An appeal u/s 260A of the Income Tax Act, 1961 lies to the High Court from an order of the Tribunal only where the High Court is satisfied that the case involves a substantial question of law. A full bench of the Hon’ble Supreme Court in the case of Santosh Hazari vs. Purshottam, 251 ITR 84 (SC) held that to be a substantial, a question of law must be debatable, not previously settled by law of the land or a binding precedent ...that it was not free from difficulty or that it called for a discussion for an alternate view. It further held that the word "substantial" qualifying "question of law" meant having substance, essential, real, of sound worth, important or considerable. Recently, the Hon’ble Patna High Court in the case of DCIT vs. Sulabh Intemational Social Service Organisation, 350 ITR 189 (Patna) has held that a substantial question of law must be one which was debatable and not previously settled under the law of the land or a binding precedent.
In the context of the appeals of the assessee we are of the considered opinion that the issue on hand is debatable, open and capable of having an alternate view as the same is held to be representing a substantial question of law by the Jurisdictional High Court at the time of admission of appeal. Accordingly, it is appropriate for us to hold, that the assessee was under a bona fide belief for staking its claim and in the presence of these factors, no penalty under section 271(1)(c ) is leviable. The Hon'ble Delhi High Court in the case of CIT vs.
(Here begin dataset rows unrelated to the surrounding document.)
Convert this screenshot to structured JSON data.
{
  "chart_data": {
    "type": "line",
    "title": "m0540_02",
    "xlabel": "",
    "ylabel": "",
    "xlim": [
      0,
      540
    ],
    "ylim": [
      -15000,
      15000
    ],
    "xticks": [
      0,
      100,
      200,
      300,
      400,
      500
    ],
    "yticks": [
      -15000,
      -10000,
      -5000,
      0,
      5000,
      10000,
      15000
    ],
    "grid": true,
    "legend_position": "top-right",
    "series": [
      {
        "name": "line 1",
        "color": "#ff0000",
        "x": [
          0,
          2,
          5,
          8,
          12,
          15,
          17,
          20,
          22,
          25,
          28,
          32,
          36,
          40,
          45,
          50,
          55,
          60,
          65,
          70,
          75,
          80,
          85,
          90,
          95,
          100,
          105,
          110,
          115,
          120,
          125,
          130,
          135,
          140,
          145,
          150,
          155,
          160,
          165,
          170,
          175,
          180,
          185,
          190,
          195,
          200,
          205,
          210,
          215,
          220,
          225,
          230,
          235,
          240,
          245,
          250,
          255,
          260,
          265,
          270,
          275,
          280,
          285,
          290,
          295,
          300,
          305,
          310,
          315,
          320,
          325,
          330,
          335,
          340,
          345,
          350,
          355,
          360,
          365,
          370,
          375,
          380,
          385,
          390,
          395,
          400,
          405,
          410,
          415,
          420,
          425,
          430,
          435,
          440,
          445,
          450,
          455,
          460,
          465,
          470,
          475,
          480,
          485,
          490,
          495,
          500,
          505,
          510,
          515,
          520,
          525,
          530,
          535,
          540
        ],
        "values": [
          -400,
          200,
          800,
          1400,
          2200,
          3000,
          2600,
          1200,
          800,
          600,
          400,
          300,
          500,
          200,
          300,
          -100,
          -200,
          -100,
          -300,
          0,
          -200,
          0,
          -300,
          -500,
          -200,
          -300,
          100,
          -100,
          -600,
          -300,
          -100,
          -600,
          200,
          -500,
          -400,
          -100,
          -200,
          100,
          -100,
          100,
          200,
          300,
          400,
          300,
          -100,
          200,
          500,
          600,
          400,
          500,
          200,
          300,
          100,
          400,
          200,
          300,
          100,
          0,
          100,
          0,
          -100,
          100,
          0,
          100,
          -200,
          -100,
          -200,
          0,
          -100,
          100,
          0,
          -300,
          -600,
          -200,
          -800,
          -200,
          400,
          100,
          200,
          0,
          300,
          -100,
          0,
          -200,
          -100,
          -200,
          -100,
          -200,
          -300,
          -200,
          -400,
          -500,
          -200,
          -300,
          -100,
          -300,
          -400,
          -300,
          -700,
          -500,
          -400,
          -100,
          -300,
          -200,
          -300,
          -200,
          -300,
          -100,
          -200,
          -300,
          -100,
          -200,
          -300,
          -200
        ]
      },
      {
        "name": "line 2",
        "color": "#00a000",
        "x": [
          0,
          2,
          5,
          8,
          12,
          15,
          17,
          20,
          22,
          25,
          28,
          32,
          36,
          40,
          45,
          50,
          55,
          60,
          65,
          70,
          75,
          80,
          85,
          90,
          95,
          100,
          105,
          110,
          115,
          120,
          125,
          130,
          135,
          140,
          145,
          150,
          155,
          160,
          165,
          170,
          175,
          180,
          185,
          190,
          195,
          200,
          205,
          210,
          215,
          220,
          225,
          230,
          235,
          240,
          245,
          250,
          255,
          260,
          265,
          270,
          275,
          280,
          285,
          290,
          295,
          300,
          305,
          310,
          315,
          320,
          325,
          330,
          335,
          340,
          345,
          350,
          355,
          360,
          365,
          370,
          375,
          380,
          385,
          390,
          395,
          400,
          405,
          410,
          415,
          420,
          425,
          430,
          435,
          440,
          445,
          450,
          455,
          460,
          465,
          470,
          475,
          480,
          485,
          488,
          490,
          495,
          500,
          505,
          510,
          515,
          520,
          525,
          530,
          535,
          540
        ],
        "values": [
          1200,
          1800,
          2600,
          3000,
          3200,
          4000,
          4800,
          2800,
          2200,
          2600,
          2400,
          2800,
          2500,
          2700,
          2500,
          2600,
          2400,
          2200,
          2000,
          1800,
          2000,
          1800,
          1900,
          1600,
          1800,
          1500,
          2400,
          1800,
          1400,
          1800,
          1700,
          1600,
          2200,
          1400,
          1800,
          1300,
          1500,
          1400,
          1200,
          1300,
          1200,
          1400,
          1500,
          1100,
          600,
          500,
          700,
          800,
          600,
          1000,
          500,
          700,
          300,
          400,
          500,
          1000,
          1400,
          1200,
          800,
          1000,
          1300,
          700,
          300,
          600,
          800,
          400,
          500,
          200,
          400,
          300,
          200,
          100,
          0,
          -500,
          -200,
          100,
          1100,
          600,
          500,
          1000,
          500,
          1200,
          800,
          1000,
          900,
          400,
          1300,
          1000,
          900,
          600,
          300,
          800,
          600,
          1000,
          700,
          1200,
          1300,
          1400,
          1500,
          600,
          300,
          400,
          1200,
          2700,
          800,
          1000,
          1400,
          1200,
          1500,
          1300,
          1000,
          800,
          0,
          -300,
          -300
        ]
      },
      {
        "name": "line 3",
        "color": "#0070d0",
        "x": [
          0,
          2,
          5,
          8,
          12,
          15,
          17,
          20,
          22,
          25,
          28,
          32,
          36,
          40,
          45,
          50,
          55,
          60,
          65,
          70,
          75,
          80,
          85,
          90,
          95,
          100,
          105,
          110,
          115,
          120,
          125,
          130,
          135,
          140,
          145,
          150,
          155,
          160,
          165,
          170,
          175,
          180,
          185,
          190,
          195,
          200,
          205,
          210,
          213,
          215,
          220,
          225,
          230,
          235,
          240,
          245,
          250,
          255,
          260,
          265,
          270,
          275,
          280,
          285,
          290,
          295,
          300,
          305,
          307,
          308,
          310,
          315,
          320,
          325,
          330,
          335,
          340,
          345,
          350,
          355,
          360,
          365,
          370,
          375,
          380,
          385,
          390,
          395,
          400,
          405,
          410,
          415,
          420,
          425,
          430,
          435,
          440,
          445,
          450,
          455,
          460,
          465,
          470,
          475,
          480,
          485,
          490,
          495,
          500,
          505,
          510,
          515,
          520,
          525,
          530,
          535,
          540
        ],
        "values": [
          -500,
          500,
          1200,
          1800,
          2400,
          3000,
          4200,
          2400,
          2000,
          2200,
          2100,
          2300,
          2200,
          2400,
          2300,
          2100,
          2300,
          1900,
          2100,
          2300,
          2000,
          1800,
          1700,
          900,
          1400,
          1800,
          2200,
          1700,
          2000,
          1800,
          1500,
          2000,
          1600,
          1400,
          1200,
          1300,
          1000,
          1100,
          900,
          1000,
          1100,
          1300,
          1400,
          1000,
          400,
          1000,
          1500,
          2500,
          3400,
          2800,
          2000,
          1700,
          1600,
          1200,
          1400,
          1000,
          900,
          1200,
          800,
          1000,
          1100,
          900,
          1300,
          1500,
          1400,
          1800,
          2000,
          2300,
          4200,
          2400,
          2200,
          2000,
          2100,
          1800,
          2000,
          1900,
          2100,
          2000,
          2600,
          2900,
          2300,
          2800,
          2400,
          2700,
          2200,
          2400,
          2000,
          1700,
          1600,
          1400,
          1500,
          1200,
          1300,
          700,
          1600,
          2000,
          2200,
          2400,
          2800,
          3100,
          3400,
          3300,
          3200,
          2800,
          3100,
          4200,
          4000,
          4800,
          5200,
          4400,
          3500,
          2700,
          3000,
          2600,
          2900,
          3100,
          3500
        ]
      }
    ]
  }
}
Liquid Investment Limited (I.T.A.No. 240/2009 vide its order dated 5.10.2010) has clearly held that where High Court has accepted substantial question of law u/s 260A, this itself shows that issue is debatable and in such a case no penalty was imposable u/s 271(1)(c) of the Income-tax Act, 1961. In view of the above, respectfully following the proposition laid down by Hon'ble Delhi High Court and Hon’ble Bombay High Court, as narrated above, we confirm the order of the Ld. CIT (A). Hence, the appeal of the department is dismissed.
In the result, the appeal of the department is dismissed.
Order pronounced in the Open Court on 29th April, 2016.